Что-то болотисто-лягушачье в названии столицы нашей, одновременно с чем-то бабьим, румянощеким, жопасто-грудастым, и с отрыжкою после сытного обеда, в зевоту переходящую, и с деревенской спесью, задором, надрывным окриком, пердежом, гордостью и спесью уже столичной.

Более полувека обитаю в этом городе и в окрестностях его, а что такое Москова, так и не понял. Город? Деревня? Страна? Государство в государстве?

Столица. Вот слово, вроде бы все объясняющее и ставящее на место. Но пожуешь его, пожуешь и выплюнешь: мало в нем проку, ничего по сути не проясняет. Ну, столица. А образ ее каков? Суть в чем? 

Место, где стоит вертикаль власти. Это понятнее. Город начальства. Город, в который несут и везут со всех концов страны. И едут с челобитными. Например, из горного Алтая. Едут с челобитными на лошадях по горным тропам, с кожаными кошелями серебра, потом пересаживаются на «мерседесы» с мигалками, укладывают кошели в багажники, едут дальше…

На картах географических Москва круглая. Яйцо эдакое, с белком спальных районов и желтком центра. А в желтке — бордовый треугольник: Кремль. Как зародыш в яйце из-под деревенской курицы.

Созерцание Кремля еще в детском возрасте вызывало оторопь: как-то торжественно и страшно, везде милиционеры, флаг, а рядом еще мумия в сундуке малахитовом лежит… Вводили в Кремль за руку, показывали и рассказывали: вот Царь-пушка, вот Царь-колокол. Чудовища! Зев Царь-пушки, готовый тебя всосать, проглотить, а потом выстрелить тобою во врагов России. А колокол, который треснул, как мне всегда казалось, от самооглушения…

Нет, от Кремля, от сталинских высоток, от «челюсти» Нового Арбата хотелось бежать в московские переулки. В них была прелесть. Был уют. Они до сих пор человеческого размера. Кривоколенный, Гнездниковский, Староконюшенный… В них хорошо было гулять, разговаривать, пить портвейн и целоваться. Было. Ибо теперь они забиты дорогими и грязными автомобилями. Целоваться рядом с ними как-то неэстетично…

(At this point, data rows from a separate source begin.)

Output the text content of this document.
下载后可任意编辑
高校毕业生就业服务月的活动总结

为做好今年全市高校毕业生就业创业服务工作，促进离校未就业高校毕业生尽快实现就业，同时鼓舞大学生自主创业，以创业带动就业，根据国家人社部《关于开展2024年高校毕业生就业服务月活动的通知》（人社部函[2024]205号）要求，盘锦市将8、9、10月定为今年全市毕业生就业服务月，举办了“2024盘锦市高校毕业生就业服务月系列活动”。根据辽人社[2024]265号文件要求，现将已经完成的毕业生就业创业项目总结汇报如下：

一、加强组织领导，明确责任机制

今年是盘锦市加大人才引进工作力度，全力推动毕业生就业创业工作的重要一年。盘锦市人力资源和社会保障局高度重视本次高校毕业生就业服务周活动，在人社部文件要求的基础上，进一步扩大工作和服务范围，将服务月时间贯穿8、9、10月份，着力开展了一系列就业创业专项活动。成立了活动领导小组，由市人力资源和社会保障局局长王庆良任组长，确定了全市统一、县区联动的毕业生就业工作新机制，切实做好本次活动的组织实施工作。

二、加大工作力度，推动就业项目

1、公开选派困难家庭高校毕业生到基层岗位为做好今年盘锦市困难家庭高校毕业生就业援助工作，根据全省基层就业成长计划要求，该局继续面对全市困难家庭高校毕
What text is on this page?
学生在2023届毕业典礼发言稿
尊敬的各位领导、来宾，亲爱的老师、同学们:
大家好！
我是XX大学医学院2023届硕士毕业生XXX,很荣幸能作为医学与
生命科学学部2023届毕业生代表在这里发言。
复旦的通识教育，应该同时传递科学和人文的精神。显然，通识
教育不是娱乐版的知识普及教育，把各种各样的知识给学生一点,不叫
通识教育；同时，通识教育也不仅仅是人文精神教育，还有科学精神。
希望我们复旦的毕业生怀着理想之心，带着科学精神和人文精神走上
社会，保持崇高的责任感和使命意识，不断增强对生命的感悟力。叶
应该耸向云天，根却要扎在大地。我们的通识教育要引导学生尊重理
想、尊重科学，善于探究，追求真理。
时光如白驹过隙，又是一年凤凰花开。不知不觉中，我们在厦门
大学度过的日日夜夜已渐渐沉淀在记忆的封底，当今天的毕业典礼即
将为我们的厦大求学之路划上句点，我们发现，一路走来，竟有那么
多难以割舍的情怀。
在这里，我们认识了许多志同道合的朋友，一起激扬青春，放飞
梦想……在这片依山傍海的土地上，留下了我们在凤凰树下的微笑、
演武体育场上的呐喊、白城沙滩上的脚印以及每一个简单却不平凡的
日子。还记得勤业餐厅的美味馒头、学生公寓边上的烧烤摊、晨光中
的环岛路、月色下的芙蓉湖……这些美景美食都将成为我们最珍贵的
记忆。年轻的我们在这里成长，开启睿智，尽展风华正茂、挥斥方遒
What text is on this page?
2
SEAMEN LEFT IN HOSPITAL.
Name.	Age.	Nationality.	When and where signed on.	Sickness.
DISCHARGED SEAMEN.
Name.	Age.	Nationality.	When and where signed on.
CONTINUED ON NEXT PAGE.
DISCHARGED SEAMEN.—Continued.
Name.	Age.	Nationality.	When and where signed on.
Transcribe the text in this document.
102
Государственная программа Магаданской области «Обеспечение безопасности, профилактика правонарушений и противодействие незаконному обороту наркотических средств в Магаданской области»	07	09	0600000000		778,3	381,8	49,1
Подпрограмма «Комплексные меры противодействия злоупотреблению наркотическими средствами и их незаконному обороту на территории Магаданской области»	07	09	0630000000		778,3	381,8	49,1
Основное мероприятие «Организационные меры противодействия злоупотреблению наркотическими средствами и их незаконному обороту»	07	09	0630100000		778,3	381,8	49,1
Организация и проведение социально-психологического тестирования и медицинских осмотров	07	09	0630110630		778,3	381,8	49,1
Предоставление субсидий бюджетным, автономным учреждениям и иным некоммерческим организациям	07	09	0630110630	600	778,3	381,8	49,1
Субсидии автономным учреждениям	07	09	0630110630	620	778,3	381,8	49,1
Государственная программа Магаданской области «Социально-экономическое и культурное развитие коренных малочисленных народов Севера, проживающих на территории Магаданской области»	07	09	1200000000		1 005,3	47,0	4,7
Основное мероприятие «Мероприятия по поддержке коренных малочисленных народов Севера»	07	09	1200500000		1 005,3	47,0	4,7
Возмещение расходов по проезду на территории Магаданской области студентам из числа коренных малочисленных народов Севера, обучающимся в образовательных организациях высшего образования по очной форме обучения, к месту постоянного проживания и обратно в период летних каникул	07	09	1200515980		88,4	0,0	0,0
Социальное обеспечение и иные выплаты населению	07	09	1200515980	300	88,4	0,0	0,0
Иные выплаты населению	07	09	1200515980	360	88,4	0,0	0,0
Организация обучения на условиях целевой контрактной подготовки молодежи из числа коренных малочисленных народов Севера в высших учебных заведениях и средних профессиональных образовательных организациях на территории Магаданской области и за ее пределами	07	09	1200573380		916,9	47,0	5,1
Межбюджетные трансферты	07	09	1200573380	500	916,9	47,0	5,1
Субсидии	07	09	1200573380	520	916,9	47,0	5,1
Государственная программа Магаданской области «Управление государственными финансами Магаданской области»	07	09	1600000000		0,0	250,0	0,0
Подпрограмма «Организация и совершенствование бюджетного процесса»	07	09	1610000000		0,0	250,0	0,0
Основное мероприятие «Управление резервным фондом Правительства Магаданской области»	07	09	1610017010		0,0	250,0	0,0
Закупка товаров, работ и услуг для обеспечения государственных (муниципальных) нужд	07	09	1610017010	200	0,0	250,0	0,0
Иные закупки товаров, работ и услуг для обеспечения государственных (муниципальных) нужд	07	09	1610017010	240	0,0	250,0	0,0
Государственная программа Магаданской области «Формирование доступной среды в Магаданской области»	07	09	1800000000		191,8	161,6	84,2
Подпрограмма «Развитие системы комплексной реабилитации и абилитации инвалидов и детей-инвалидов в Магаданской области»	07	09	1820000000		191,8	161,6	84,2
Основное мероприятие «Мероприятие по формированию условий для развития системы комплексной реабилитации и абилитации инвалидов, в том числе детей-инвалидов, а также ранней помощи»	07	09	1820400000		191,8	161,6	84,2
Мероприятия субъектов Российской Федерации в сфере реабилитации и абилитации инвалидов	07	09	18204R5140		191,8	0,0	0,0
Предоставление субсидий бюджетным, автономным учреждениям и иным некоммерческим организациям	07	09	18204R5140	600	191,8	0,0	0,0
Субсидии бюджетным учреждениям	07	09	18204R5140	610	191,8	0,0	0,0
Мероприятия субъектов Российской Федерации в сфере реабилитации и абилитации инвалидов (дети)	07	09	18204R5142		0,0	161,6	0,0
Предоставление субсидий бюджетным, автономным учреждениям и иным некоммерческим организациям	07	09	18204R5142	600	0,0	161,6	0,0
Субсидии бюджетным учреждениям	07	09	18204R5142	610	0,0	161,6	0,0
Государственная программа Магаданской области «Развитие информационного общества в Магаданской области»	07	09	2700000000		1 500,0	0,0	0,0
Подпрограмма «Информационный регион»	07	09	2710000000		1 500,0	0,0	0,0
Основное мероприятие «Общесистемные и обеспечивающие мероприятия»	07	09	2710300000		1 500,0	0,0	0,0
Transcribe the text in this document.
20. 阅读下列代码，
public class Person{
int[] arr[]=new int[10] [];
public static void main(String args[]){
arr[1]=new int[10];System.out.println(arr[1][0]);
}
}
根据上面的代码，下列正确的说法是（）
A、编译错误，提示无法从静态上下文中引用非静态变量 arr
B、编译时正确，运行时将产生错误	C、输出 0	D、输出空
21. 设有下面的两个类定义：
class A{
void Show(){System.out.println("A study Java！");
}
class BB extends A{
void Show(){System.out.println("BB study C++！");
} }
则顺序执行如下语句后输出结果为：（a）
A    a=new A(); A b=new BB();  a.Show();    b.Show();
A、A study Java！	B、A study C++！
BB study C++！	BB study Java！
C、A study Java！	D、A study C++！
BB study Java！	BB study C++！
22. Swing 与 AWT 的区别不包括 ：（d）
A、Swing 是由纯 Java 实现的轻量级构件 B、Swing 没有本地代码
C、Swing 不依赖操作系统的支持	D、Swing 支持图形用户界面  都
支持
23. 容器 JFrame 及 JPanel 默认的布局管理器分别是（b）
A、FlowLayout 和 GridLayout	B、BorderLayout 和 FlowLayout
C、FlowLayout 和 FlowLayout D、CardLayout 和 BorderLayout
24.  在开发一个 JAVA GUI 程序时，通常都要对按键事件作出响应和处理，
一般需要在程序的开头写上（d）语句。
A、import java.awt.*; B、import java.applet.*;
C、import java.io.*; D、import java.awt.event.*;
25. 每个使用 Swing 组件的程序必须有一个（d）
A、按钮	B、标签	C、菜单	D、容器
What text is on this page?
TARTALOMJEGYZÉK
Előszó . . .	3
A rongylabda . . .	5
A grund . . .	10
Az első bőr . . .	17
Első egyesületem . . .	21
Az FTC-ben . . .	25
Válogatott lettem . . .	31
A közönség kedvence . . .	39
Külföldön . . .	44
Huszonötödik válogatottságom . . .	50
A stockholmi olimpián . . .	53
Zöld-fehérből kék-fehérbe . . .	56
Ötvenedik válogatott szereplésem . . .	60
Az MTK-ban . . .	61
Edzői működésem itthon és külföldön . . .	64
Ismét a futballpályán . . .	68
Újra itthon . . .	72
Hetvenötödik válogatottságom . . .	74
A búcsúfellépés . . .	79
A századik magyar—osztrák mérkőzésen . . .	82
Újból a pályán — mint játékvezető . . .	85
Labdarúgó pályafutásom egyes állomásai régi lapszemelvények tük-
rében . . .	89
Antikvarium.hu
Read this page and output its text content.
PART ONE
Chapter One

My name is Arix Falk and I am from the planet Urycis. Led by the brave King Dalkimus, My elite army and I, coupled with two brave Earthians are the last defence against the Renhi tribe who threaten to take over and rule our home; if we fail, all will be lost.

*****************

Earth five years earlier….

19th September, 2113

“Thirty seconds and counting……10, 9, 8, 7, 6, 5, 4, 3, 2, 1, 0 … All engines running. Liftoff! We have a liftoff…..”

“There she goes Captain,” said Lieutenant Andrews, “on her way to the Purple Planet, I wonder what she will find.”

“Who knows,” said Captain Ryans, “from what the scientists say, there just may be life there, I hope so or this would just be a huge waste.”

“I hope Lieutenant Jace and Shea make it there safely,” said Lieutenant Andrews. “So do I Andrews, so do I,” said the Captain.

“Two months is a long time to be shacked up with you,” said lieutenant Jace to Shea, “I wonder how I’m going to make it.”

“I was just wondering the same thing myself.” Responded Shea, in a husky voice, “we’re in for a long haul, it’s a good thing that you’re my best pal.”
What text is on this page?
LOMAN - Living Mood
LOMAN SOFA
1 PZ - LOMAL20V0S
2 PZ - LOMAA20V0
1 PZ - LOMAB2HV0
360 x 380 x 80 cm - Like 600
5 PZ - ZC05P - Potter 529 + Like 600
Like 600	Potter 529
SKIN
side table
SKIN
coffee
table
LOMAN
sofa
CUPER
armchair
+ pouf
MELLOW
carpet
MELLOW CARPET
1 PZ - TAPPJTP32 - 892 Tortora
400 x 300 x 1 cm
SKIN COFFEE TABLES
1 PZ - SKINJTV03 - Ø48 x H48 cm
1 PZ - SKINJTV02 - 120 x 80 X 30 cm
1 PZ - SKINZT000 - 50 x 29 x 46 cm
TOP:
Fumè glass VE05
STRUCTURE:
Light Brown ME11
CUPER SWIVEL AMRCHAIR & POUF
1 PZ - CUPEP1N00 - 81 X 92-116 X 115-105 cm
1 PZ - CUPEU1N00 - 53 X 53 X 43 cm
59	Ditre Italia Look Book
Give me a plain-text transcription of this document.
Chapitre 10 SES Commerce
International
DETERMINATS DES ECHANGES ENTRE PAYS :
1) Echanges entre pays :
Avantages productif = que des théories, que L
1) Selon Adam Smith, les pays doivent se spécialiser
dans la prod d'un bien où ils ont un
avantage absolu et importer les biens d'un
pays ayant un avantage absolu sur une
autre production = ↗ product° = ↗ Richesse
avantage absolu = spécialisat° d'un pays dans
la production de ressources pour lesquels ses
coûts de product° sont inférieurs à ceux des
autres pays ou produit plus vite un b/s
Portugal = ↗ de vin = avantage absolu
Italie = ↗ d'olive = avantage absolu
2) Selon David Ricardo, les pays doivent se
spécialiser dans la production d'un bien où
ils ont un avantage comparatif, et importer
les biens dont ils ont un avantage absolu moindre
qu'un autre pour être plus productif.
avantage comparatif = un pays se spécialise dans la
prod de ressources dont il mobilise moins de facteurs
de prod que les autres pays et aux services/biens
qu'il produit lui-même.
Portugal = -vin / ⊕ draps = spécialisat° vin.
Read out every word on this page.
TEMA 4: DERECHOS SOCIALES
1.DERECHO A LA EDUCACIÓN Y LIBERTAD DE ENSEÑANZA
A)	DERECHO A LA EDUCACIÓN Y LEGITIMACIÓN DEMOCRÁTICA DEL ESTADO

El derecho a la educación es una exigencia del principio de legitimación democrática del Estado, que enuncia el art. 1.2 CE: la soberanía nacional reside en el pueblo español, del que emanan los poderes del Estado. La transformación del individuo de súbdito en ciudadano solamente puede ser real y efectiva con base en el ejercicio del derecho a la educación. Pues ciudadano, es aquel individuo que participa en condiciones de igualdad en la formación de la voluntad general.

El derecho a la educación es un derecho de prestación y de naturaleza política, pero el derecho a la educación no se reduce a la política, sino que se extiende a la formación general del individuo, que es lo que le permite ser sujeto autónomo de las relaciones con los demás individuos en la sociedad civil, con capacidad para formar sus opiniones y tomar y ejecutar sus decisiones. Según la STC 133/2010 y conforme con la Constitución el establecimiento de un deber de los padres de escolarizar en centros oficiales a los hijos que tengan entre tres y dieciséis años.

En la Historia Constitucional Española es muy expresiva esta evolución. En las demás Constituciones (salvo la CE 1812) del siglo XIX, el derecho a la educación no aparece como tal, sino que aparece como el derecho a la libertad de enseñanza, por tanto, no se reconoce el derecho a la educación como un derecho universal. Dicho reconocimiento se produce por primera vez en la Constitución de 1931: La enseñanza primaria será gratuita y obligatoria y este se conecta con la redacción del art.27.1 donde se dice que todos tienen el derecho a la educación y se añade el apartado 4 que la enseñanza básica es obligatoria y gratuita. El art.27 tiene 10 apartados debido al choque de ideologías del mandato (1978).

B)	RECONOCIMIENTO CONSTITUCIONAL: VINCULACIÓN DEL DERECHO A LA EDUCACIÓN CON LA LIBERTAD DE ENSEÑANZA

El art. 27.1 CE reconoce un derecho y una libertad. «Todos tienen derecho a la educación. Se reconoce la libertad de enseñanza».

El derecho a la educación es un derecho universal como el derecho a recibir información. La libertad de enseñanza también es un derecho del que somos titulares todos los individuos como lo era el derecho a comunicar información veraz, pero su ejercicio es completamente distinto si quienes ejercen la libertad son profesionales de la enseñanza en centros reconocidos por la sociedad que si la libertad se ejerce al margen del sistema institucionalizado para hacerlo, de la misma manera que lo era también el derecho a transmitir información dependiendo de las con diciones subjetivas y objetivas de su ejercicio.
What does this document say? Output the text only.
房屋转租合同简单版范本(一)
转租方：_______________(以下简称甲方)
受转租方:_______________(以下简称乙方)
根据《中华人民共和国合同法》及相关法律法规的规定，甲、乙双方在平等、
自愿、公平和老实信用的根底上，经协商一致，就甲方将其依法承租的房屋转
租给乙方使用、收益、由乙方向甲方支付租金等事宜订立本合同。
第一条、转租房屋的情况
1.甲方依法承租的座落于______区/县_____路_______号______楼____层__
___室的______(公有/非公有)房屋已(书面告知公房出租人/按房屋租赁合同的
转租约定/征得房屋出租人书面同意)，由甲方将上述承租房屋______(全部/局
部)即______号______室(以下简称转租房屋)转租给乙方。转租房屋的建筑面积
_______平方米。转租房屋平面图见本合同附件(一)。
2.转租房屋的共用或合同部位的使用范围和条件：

Очаги человеческого в Москве: переулочки да бульвары. Да еще дворы московские. Но из их уюта быстро вырастаешь и выходишь на проспект. А там высотки, «СЛАВА КПСС!» или «CANON». Нечеловеческое…

А что теперь с Московою-то?

Как-то много всего навалено. И все это по сути  чудовищно, оголтело и безвкусно. Эдакий «Московский торт», где всего напихано — и бублик, и «баунти», и эскимо, и осетрина, и даже малосольный огурчик, а откушать как-то не хочется. Какая-то тотальная вынужденность во всем, надрыв и нахрап, словно город на осадном положении. Словно его захватили богатые беженцы, спасшиеся от затянувшихся гражданских войн, и здесь стремительно обустроились, повыгребли из баулов золотишко, накупили квартир и дорогих машин, что-то стремительно себе построили, сломав прежнее. А теперь на пластиковой веранде с кисейными занавесочками пьют чай с «баунти» и слушают Билана.

Наверно, это и есть Вавилон: безвкусие как стиль.

С каждым днем убеждаюсь: в этом городе по-настоящему счастливы чиновники, электронно-платежные системы и автомобили. Это их город. Обычного человека Москова по-прежнему не замечает, как и в советское время. Она его перемалывает в некий биофарш, обслуживающий чиновников, машины и банкоматы.

А уж про экологию и биоэнергетику и говорить страшно...

Мне возразят: в этом и есть новый московский стиль. Наверно. И стоя в пробках из грязных машин, я себя убеждаю: да, это и есть моя Москова. И другой не будет.

Москова-а-а-а-а-а. Город, изнасилованный вертикалью власти.

У маркиза де Сада в «Новой Жюстине» был чудовищный персонаж, русский граф Минский, обладающий колоссальным, никогда не опадающим членом. Акт с Минским был смертелен для избранницы: раздавался «печальный треск костей» и все кончалось.

Трещат, трещат косточки румяной Московы.

Сила страсти Вертикали Власти!

И что делать, господа?

Бежать, бежать с котомкой за спиною в широкий шум задумчивых лесов…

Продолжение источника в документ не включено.